剣聖ゲイルが少し隙を作ったその時を逃さんと構えなおす。
「今すぐ逃げろ!」
「え? あ? は、はい」
瑠璃の気配が動き出したのを察知した恭平はすぐさま次の攻撃に移る。剣聖ゲイルも姿勢を立て直し、次の一撃を放つ。
宙で2本の魔剣がぶつかり合い、甲高い金属が空気を響かせた。
「ここから先は通行止めだ! 瑠璃を狙うのは諦めろ!」
「承知した。ならば、少年の屍を越えさせてもらおう」
交差した魔剣はお互いを弾き合い、両者を後退させた。
その一瞬、右足に魔力を帯びさせ、今まで以上の力でアスファルトを蹴り飛ばした。
弾丸より速い恭平を見切り、剣聖ゲイルはカウンターの一撃を繰り出す。その刃は恭平を捉えたはずだった。
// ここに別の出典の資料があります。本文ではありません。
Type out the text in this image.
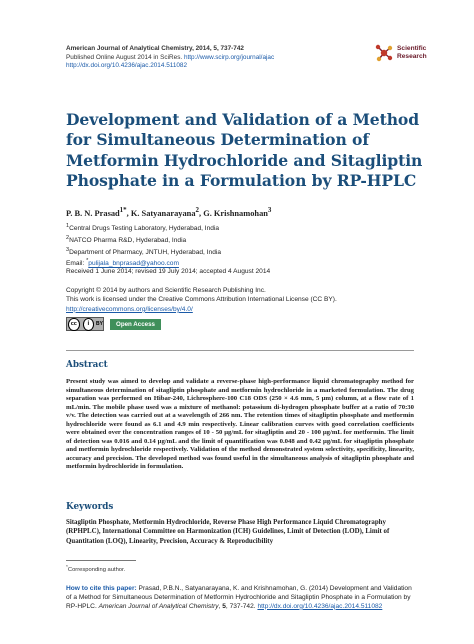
American Journal of Analytical Chemistry, 2014, 5, 737-742
Published Online August 2014 in SciRes. http://www.scirp.org/journal/ajac
http://dx.doi.org/10.4236/ajac.2014.511082
Scientific
Research
Development and Validation of a Method for Simultaneous Determination of Metformin Hydrochloride and Sitagliptin Phosphate in a Formulation by RP-HPLC
P. B. N. Prasad$^{1*}$, K. Satyanarayana$^2$, G. Krishnamohan$^3$
$^1$Central Drugs Testing Laboratory, Hyderabad, India
$^2$NATCO Pharma R&D, Hyderabad, India
$^3$Department of Pharmacy, JNTUH, Hyderabad, India
Email: *pulijala_bnprasad@yahoo.com
Received 1 June 2014; revised 19 July 2014; accepted 4 August 2014
Copyright © 2014 by authors and Scientific Research Publishing Inc.
This work is licensed under the Creative Commons Attribution International License (CC BY).
http://creativecommons.org/licenses/by/4.0/
cc	i	BY	Open Access
Abstract

Present study was aimed to develop and validate a reverse-phase high-performance liquid chromatography method for simultaneous determination of sitagliptin phosphate and metformin hydrochloride in a marketed formulation. The drug separation was performed on Hibar-240, Lichrosphere-100 C18 ODS (250 × 4.6 mm, 5 μm) column, at a flow rate of 1 mL/min. The mobile phase used was a mixture of methanol: potassium di-hydrogen phosphate buffer at a ratio of 70:30 v/v. The detection was carried out at a wavelength of 266 nm. The retention times of sitagliptin phosphate and metformin hydrochloride were found as 6.1 and 4.9 min respectively. Linear calibration curves with good correlation coefficients were obtained over the concentration ranges of 10 - 50 μg/mL for sitagliptin and 20 - 100 μg/mL for metformin. The limit of detection was 0.016 and 0.14 μg/mL and the limit of quantification was 0.048 and 0.42 μg/mL for sitagliptin phosphate and metformin hydrochloride respectively. Validation of the method demonstrated system selectivity, specificity, linearity, accuracy and precision. The developed method was found useful in the simultaneous analysis of sitagliptin phosphate and metformin hydrochloride in formulation.

Keywords

Sitagliptin Phosphate, Metformin Hydrochloride, Reverse Phase High Performance Liquid Chromatography (RPHPLC), International Committee on Harmonization (ICH) Guidelines, Limit of Detection (LOD), Limit of Quantitation (LOQ), Linearity, Precision, Accuracy & Reproducibility

*Corresponding author.
How to cite this paper: Prasad, P.B.N., Satyanarayana, K. and Krishnamohan, G. (2014) Development and Validation of a Method for Simultaneous Determination of Metformin Hydrochloride and Sitagliptin Phosphate in a Formulation by RP-HPLC. American Journal of Analytical Chemistry, 5, 737-742. http://dx.doi.org/10.4236/ajac.2014.511082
だが、左足に魔力を込めた蹴りが空中を蹴り滅茶苦茶な軌道で必中の攻撃を避けた。
「まだだ! まだ力が要る! もっと魔力をよこせぇぇッ!」
それから恭平の動きは常識を逸脱し、空を蹴り、塀を蹴り、地面を蹴り、全方位、全空間を使い剣聖ゲイルへ攻撃を加え続けた。その猛攻に剣聖ゲイルは防戦一方となり、反撃の隙を与えない。
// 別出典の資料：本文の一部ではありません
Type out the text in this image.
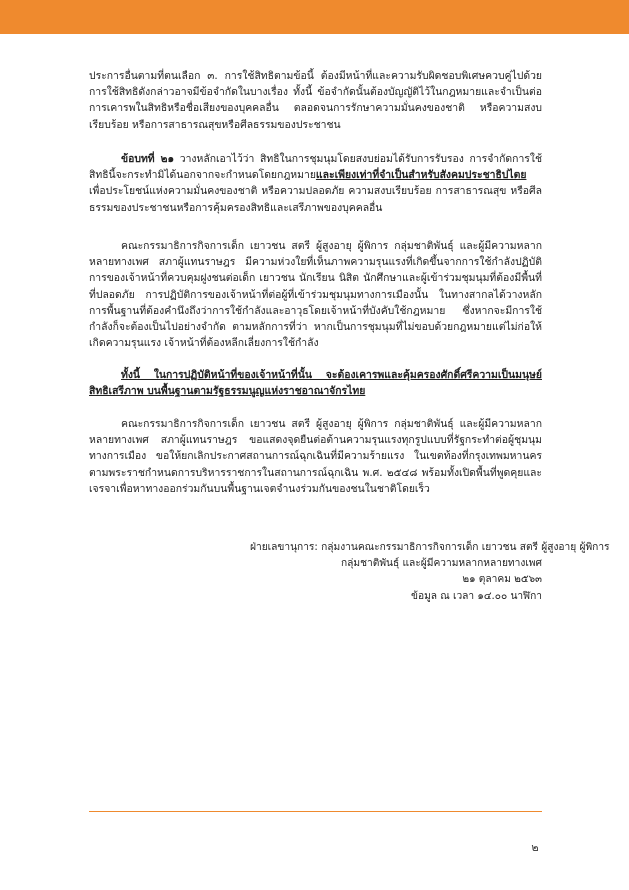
ประการอื่นตามที่ตนเลือก ๓. การใช้สิทธิตามข้อนี้ ต้องมีหน้าที่และความรับผิดชอบพิเศษควบคู่ไปด้วย การใช้สิทธิดังกล่าวอาจมีข้อจำกัดในบางเรื่อง ทั้งนี้ ข้อจำกัดนั้นต้องบัญญัติไว้ในกฎหมายและจำเป็นต่อการเคารพในสิทธิหรือชื่อเสียงของบุคคลอื่น ตลอดจนการรักษาความมั่นคงของชาติ หรือความสงบเรียบร้อย หรือการสาธารณสุขหรือศีลธรรมของประชาชน

ข้อบทที่ ๒๑ วางหลักเอาไว้ว่า สิทธิในการชุมนุมโดยสงบย่อมได้รับการรับรอง การจำกัดการใช้สิทธินี้จะกระทำมิได้นอกจากจะกำหนดโดยกฎหมายและเพียงเท่าที่จำเป็นสำหรับสังคมประชาธิปไตย เพื่อประโยชน์แห่งความมั่นคงของชาติ หรือความปลอดภัย ความสงบเรียบร้อย การสาธารณสุข หรือศีลธรรมของประชาชนหรือการคุ้มครองสิทธิและเสรีภาพของบุคคลอื่น

คณะกรรมาธิการกิจการเด็ก เยาวชน สตรี ผู้สูงอายุ ผู้พิการ กลุ่มชาติพันธุ์ และผู้มีความหลากหลายทางเพศ สภาผู้แทนราษฎร มีความห่วงใยที่เห็นภาพความรุนแรงที่เกิดขึ้นจากการใช้กำลังปฏิบัติการของเจ้าหน้าที่ควบคุมฝูงชนต่อเด็ก เยาวชน นักเรียน นิสิต นักศึกษาและผู้เข้าร่วมชุมนุมที่ต้องมีพื้นที่ที่ปลอดภัย การปฏิบัติการของเจ้าหน้าที่ต่อผู้ที่เข้าร่วมชุมนุมทางการเมืองนั้น ในทางสากลได้วางหลักการพื้นฐานที่ต้องคำนึงถึงว่าการใช้กำลังและอาวุธโดยเจ้าหน้าที่บังคับใช้กฎหมาย ซึ่งหากจะมีการใช้กำลังก็จะต้องเป็นไปอย่างจำกัด ตามหลักการที่ว่า หากเป็นการชุมนุมที่ไม่ขอบด้วยกฎหมายแต่ไม่ก่อให้เกิดความรุนแรง เจ้าหน้าที่ต้องหลีกเลี่ยงการใช้กำลัง

ทั้งนี้ ในการปฏิบัติหน้าที่ของเจ้าหน้าที่นั้น จะต้องเคารพและคุ้มครองศักดิ์ศรีความเป็นมนุษย์ สิทธิเสรีภาพ บนพื้นฐานตามรัฐธรรมนูญแห่งราชอาณาจักรไทย

คณะกรรมาธิการกิจการเด็ก เยาวชน สตรี ผู้สูงอายุ ผู้พิการ กลุ่มชาติพันธุ์ และผู้มีความหลากหลายทางเพศ สภาผู้แทนราษฎร ขอแสดงจุดยืนต่อต้านความรุนแรงทุกรูปแบบที่รัฐกระทำต่อผู้ชุมนุมทางการเมือง ขอให้ยกเลิกประกาศสถานการณ์ฉุกเฉินที่มีความร้ายแรง ในเขตท้องที่กรุงเทพมหานคร ตามพระราชกำหนดการบริหารราชการในสถานการณ์ฉุกเฉิน พ.ศ. ๒๕๔๘ พร้อมทั้งเปิดพื้นที่พูดคุยและเจรจาเพื่อหาทางออกร่วมกันบนพื้นฐานเจตจำนงร่วมกันของชนในชาติโดยเร็ว

ฝ่ายเลขานุการ: กลุ่มงานคณะกรรมาธิการกิจการเด็ก เยาวชน สตรี ผู้สูงอายุ ผู้พิการ
กลุ่มชาติพันธุ์ และผู้มีความหลากหลายทางเพศ
๒๑ ตุลาคม ๒๕๖๓
ข้อมูล ณ เวลา ๑๔.๐๐ นาฬิกา
๒
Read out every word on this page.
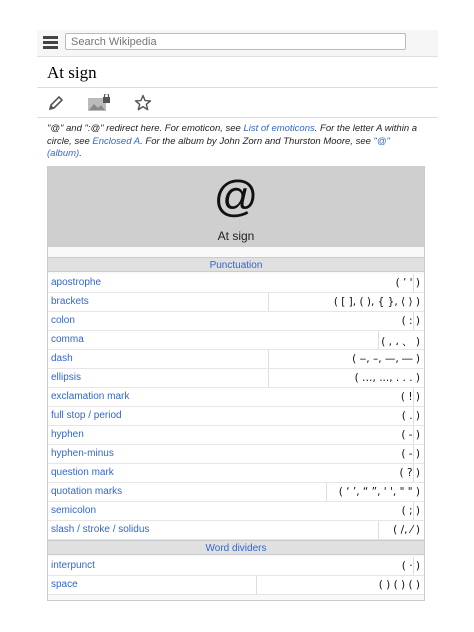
Search Wikipedia
At sign
"@" and ":@" redirect here. For emoticon, see List of emoticons. For the letter A within a circle, see Enclosed A. For the album by John Zorn and Thurston Moore, see "@" (album).
@
At sign
Punctuation
apostrophe	( ’ ' )
brackets	( [ ], ( ), { }, ⟨ ⟩ )
colon	( : )
comma	( , ، 、 )
dash	( ‒, –, —, ― )
ellipsis	( …, ..., . . . )
exclamation mark	( ! )
full stop / period	( . )
hyphen	( ‐ )
hyphen-minus	( - )
question mark	( ? )
quotation marks	( ‘ ’, “ ”, ' ', " " )
semicolon	( ; )
slash / stroke / solidus	( /, ⁄ )
Word dividers
interpunct	( · )
space	( ) ( ) ( )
血が沸騰し、肺は酸素を求め悲鳴を上げ、全身は針を刺されているように痛い。まだ魔力が足りないと、恭平は魔剣に力を入れ続ける。
眩く輝きを放っていた魔剣はいつしか光を収束し、刀身が光りそのものになる。
重さが無くなった魔剣は恭平の連続攻撃を可能とした。
何度も、何度も、何度も繰り返し繰り出す斬撃を受け流してした剣聖ゲイルであったが、一瞬、ほんの一瞬、剣をもつ手が伸び切ってしまう。
「とらえたぁぁぁ!」
それを逃さず恭平は魔剣で切り上げた。
鉄を弾く耳障りな音が住宅街一帯に響き、魔剣ゲイルは主人の手を離れアスファルトに突き刺さった。
魔剣を強引に弾き飛ばされた剣聖ゲイルは手がしびれて動かない。手を伸ばしたままの恰好で立ち続けていた。
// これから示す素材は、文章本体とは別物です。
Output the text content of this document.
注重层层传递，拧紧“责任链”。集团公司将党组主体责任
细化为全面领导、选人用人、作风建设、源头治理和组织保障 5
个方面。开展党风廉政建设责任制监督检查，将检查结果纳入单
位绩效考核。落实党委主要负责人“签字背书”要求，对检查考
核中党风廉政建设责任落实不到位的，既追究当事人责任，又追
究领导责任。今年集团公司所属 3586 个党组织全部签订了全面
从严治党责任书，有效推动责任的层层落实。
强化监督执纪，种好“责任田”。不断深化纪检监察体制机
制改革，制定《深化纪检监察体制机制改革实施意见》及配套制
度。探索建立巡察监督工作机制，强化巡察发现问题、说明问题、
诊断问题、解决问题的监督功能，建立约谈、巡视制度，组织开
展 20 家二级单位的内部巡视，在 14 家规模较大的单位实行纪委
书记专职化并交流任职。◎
「――はぁっ、はぁっ、はぁっ……。俺の勝ちだッ。はぁっ、はぁっ、はぁっ」
剣を弾き飛ばした恭平は力尽きたように地面に倒れてしまう。
呼吸一つ乱していない剣聖ゲイルはすぐに佇まいをなおす。剣を再び握れば恭平を殺すのは簡単な作業だったが、剣聖ゲイルはそれをしなかった。
「――はぁっ、はぁっ、はぁっ……うげぼぉ、がはっ! ゼヒ、はぁっ……ゲボ……」
「拙者の負けか……」
呼吸をするどころか過呼吸でそのまま死にそうな恭平を見下ろしながら剣聖ゲイルはそう呟いた。